His present whereabouts are unknown to us. He is still wanted by the United States government on the charge of being a fugitive from the penitentiary.

I will pay the reward of sixty dollars ($60) for his arrest and detention until delivered to an officer from this penitentiary, or I will pay in addition to the reward the actual and reasonably incurred expenses between the place of arrest and this penitentiary on condition that the right man is delivered here. Will be pleased to hear from you at an early date. We have plenty of means to positively identify the man if he is delivered here. "

I seems that no more letters passed between Warden McClaughry and the informer, Barnes. Instead, however, the warden wrote to Chief of Police John Hayes on April 18 as follows, sending Barnes' letter:

"Inclosed find copies of correspondence which I have had with a man in your city a Mr. -----Barnes of No. -----. I do not know anything about this man Barnes, but rather suspect that he is a former prisoner from this penitentiary and that he is well acquainted with the escaped prisoner, William January, No. 272, whom we want back here to serve the unexpired part of his term which he owes here. I will pay $60 (sixty dollars) for the arrest and detention of January until he is safely delivered to an officer from this penitentiary. I will be very much obliged if you will kindly detail a couple of officers to go and see this man Barnes and see if they can get this man January. If your officers learn that January is out of Kansas City please call me up on the telephone and I will decide what to do about it. Thank you in advance for anything you may do for me in this matter, I remain, Very respectfully, R. W. MCCLAUGHRY, Warden."

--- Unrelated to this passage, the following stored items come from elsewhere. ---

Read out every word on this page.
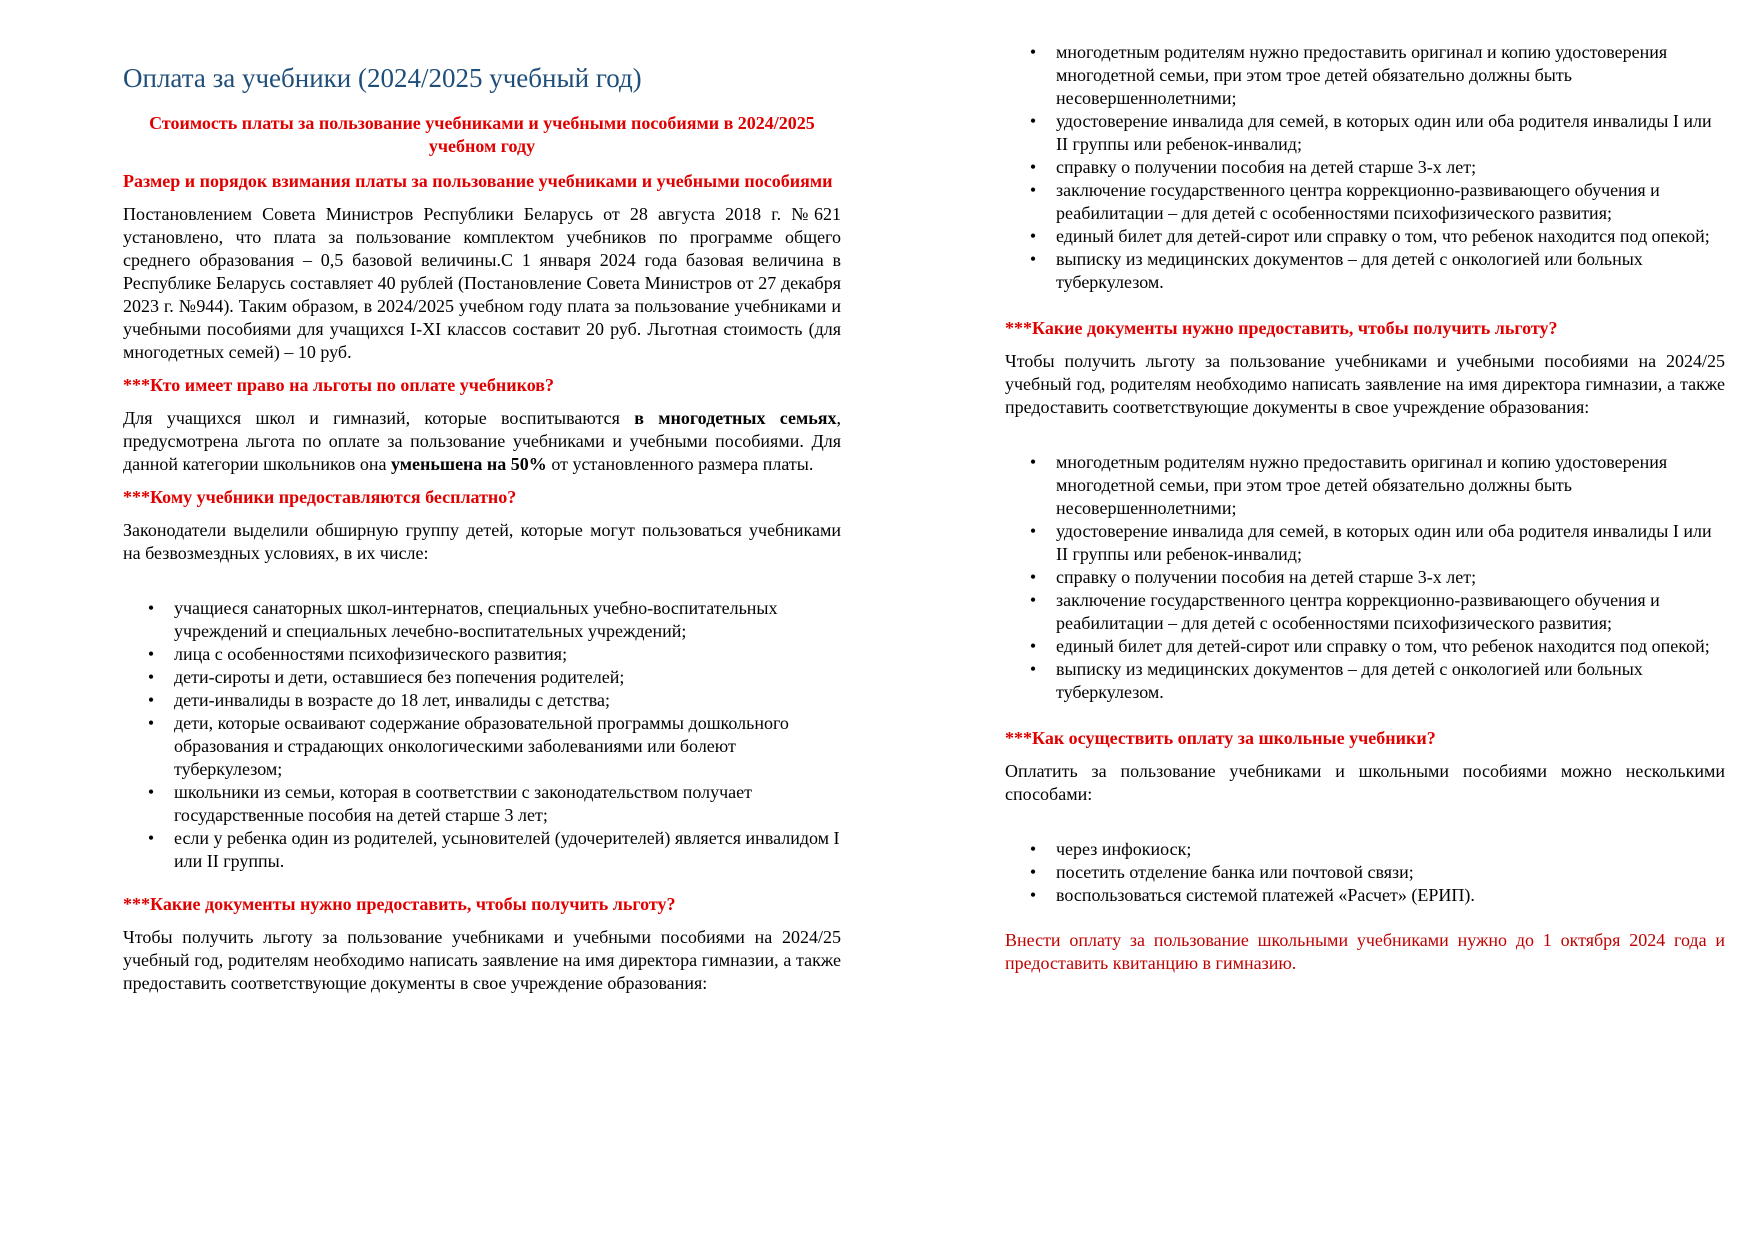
Оплата за учебники (2024/2025 учебный год)

Стоимость платы за пользование учебниками и учебными пособиями в 2024/2025 учебном году

Размер и порядок взимания платы за пользование учебниками и учебными пособиями

Постановлением Совета Министров Республики Беларусь от 28 августа 2018 г. №621 установлено, что плата за пользование комплектом учебников по программе общего среднего образования – 0,5 базовой величины.С 1 января 2024 года базовая величина в Республике Беларусь составляет 40 рублей (Постановление Совета Министров от 27 декабря 2023 г. №944). Таким образом, в 2024/2025 учебном году плата за пользование учебниками и учебными пособиями для учащихся I-XI классов составит 20 руб. Льготная стоимость (для многодетных семей) – 10 руб.

***Кто имеет право на льготы по оплате учебников?

Для учащихся школ и гимназий, которые воспитываются в многодетных семьях, предусмотрена льгота по оплате за пользование учебниками и учебными пособиями. Для данной категории школьников она уменьшена на 50% от установленного размера платы.

***Кому учебники предоставляются бесплатно?

Законодатели выделили обширную группу детей, которые могут пользоваться учебниками на безвозмездных условиях, в их числе:

• учащиеся санаторных школ-интернатов, специальных учебно-воспитательных учреждений и специальных лечебно-воспитательных учреждений;
• лица с особенностями психофизического развития;
• дети-сироты и дети, оставшиеся без попечения родителей;
• дети-инвалиды в возрасте до 18 лет, инвалиды с детства;
• дети, которые осваивают содержание образовательной программы дошкольного образования и страдающих онкологическими заболеваниями или болеют туберкулезом;
• школьники из семьи, которая в соответствии с законодательством получает государственные пособия на детей старше 3 лет;
• если у ребенка один из родителей, усыновителей (удочерителей) является инвалидом I или II группы.

***Какие документы нужно предоставить, чтобы получить льготу?

Чтобы получить льготу за пользование учебниками и учебными пособиями на 2024/25 учебный год, родителям необходимо написать заявление на имя директора гимназии, а также предоставить соответствующие документы в свое учреждение образования:

• многодетным родителям нужно предоставить оригинал и копию удостоверения многодетной семьи, при этом трое детей обязательно должны быть несовершеннолетними;
• удостоверение инвалида для семей, в которых один или оба родителя инвалиды I или II группы или ребенок-инвалид;
• справку о получении пособия на детей старше 3-х лет;
• заключение государственного центра коррекционно-развивающего обучения и реабилитации – для детей с особенностями психофизического развития;
• единый билет для детей-сирот или справку о том, что ребенок находится под опекой;
• выписку из медицинских документов – для детей с онкологией или больных туберкулезом.

***Какие документы нужно предоставить, чтобы получить льготу?

Чтобы получить льготу за пользование учебниками и учебными пособиями на 2024/25 учебный год, родителям необходимо написать заявление на имя директора гимназии, а также предоставить соответствующие документы в свое учреждение образования:

• многодетным родителям нужно предоставить оригинал и копию удостоверения многодетной семьи, при этом трое детей обязательно должны быть несовершеннолетними;
• удостоверение инвалида для семей, в которых один или оба родителя инвалиды I или II группы или ребенок-инвалид;
• справку о получении пособия на детей старше 3-х лет;
• заключение государственного центра коррекционно-развивающего обучения и реабилитации – для детей с особенностями психофизического развития;
• единый билет для детей-сирот или справку о том, что ребенок находится под опекой;
• выписку из медицинских документов – для детей с онкологией или больных туберкулезом.

***Как осуществить оплату за школьные учебники?

Оплатить за пользование учебниками и школьными пособиями можно несколькими способами:

• через инфокиоск;
• посетить отделение банка или почтовой связи;
• воспользоваться системой платежей «Расчет» (ЕРИП).

Внести оплату за пользование школьными учебниками нужно до 1 октября 2024 года и предоставить квитанцию в гимназию.
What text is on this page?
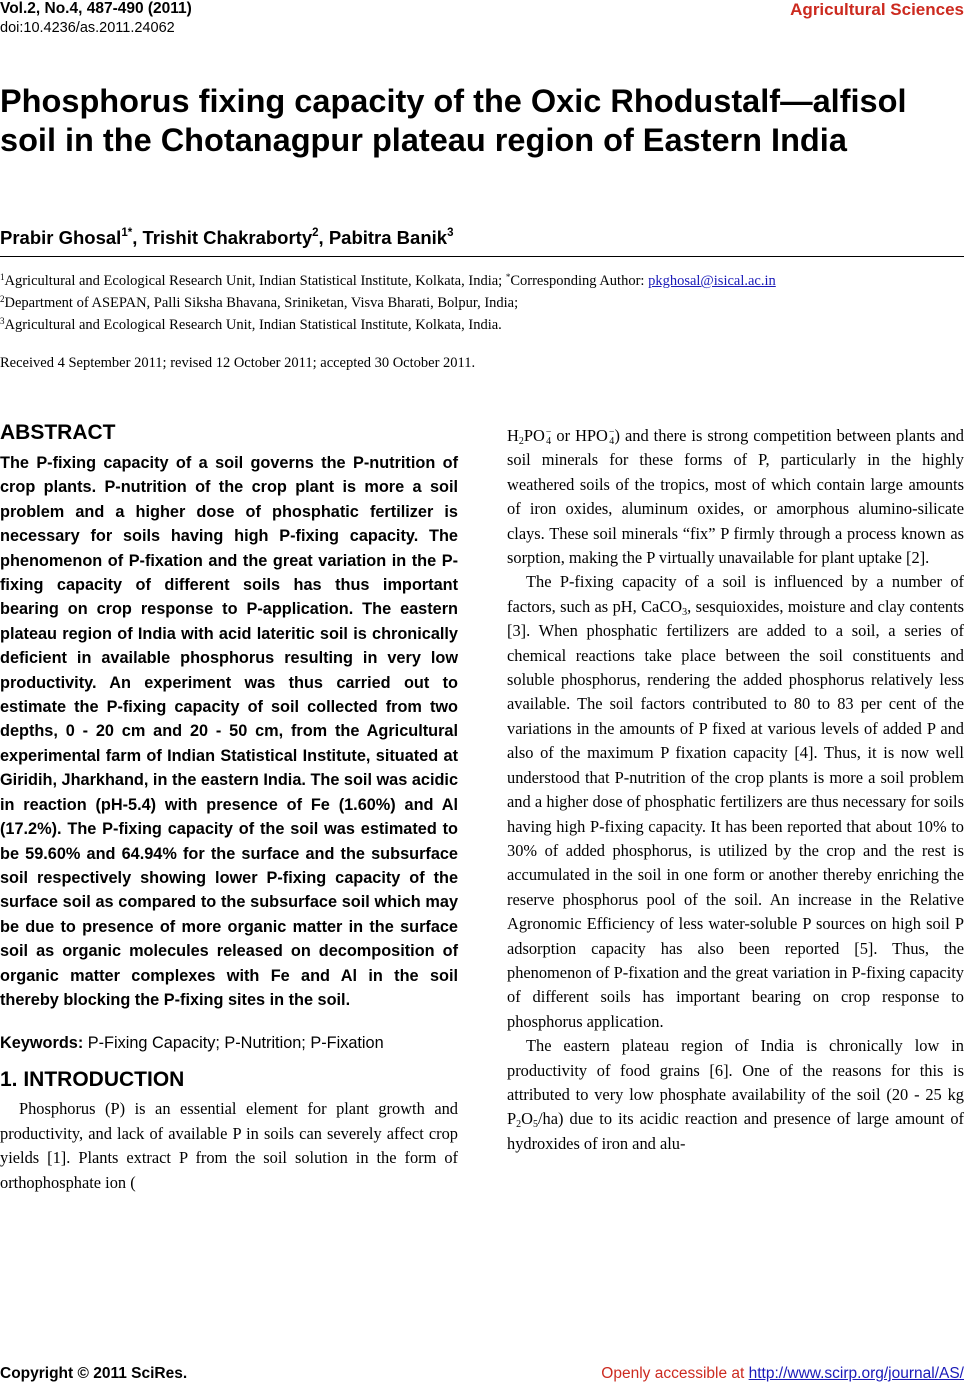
Vol.2, No.4, 487-490 (2011)
doi:10.4236/as.2011.24062
Agricultural Sciences
Phosphorus fixing capacity of the Oxic Rhodustalf—alfisol soil in the Chotanagpur plateau region of Eastern India
Prabir Ghosal$^{1*}$, Trishit Chakraborty$^2$, Pabitra Banik$^3$
$^1$Agricultural and Ecological Research Unit, Indian Statistical Institute, Kolkata, India; *Corresponding Author: pkghosal@isical.ac.in
$^2$Department of ASEPAN, Palli Siksha Bhavana, Sriniketan, Visva Bharati, Bolpur, India;
$^3$Agricultural and Ecological Research Unit, Indian Statistical Institute, Kolkata, India.
Received 4 September 2011; revised 12 October 2011; accepted 30 October 2011.
ABSTRACT

The P-fixing capacity of a soil governs the P-nutrition of crop plants. P-nutrition of the crop plant is more a soil problem and a higher dose of phosphatic fertilizer is necessary for soils having high P-fixing capacity. The phenomenon of P-fixation and the great variation in the P-fixing capacity of different soils has thus important bearing on crop response to P-application. The eastern plateau region of India with acid lateritic soil is chronically deficient in available phosphorus resulting in very low productivity. An experiment was thus carried out to estimate the P-fixing capacity of soil collected from two depths, 0 - 20 cm and 20 - 50 cm, from the Agricultural experimental farm of Indian Statistical Institute, situated at Giridih, Jharkhand, in the eastern India. The soil was acidic in reaction (pH-5.4) with presence of Fe (1.60%) and Al (17.2%). The P-fixing capacity of the soil was estimated to be 59.60% and 64.94% for the surface and the subsurface soil respectively showing lower P-fixing capacity of the surface soil as compared to the subsurface soil which may be due to presence of more organic matter in the surface soil as organic molecules released on decomposition of organic matter complexes with Fe and Al in the soil thereby blocking the P-fixing sites in the soil.

Keywords: P-Fixing Capacity; P-Nutrition; P-Fixation

1. INTRODUCTION

Phosphorus (P) is an essential element for plant growth and productivity, and lack of available P in soils can severely affect crop yields [1]. Plants extract P from the soil solution in the form of orthophosphate ion (

$H_2PO-$
4 or HPO−
4) and there is strong competition between plants and soil minerals for these forms of P, particularly in the highly weathered soils of the tropics, most of which contain large amounts of iron oxides, aluminum oxides, or amorphous alumino-silicate clays. These soil minerals “fix” P firmly through a process known as sorption, making the P virtually unavailable for plant uptake [2].

The P-fixing capacity of a soil is influenced by a number of factors, such as pH, CaCO$_3$, sesquioxides, moisture and clay contents [3]. When phosphatic fertilizers are added to a soil, a series of chemical reactions take place between the soil constituents and soluble phosphorus, rendering the added phosphorus relatively less available. The soil factors contributed to 80 to 83 per cent of the variations in the amounts of P fixed at various levels of added P and also of the maximum P fixation capacity [4]. Thus, it is now well understood that P-nutrition of the crop plants is more a soil problem and a higher dose of phosphatic fertilizers are thus necessary for soils having high P-fixing capacity. It has been reported that about 10% to 30% of added phosphorus, is utilized by the crop and the rest is accumulated in the soil in one form or another thereby enriching the reserve phosphorus pool of the soil. An increase in the Relative Agronomic Efficiency of less water-soluble P sources on high soil P adsorption capacity has also been reported [5]. Thus, the phenomenon of P-fixation and the great variation in P-fixing capacity of different soils has important bearing on crop response to phosphorus application.

The eastern plateau region of India is chronically low in productivity of food grains [6]. One of the reasons for this is attributed to very low phosphate availability of the soil (20 - 25 kg $P_2O_5/ha$) due to its acidic reaction and presence of large amount of hydroxides of iron and alu-

Copyright © 2011 SciRes.	Openly accessible at http://www.scirp.org/journal/AS/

The correspondence was given into the hands of Detectives Oldham and Ghent, with instructions to see Barnes. They did so on strict instructions from Chief Hayes to arrest January on view and bring him in. It has not been so stated, but it seems rather odd that January should have been arrested on the same street where Barnes has a small business., but it looks as if the escaped man may have been called down there for some purpose or other by the man who sought only the $60 reward. The detectives carried a photograph of the man wanted. Barnes identified it as that of Charles W. Anderson.

"When the man was pointed out to us on the street," the detectives said yesterday, "we arrested him, just as we would have arrested any other man for whom we had been sent out. The first thing Barnes mentioned to us was the reward. We told him that was a matter purely between him and the warden, as we expected no reward and were only sent to arrest January on orders from the chief.

"If it is true that Barnes cannot receive the reward after all, on account of some technicality, we want to state right now that not one penny will be touched by us. We knew nothing of Anderson's life here and never knew he was married and had a little baby until after the arrest. Even had we known that, however, acting under orders as we were, we still would have been compelled to arrest him."

Mrs. Charles W. Anderson, leading her little girl by the hand, went to police headquarters yesterday afternoon to ask only one question.

"What is the name of the man who caused my husband's arrest and where does he live?"

She was given all the information and told just how the arrest was brought about. "That man may have a wife, perhaps children, too," she said, as big tears trickled down her pale cheeks. "If he has I hope that they may never be caused to suffer as I am suffering now on account of the greed of a despicable informer." She made no note of the man's name, saying that she could never forget it as long as she lived. Then she and the little girl left the station hand in hand.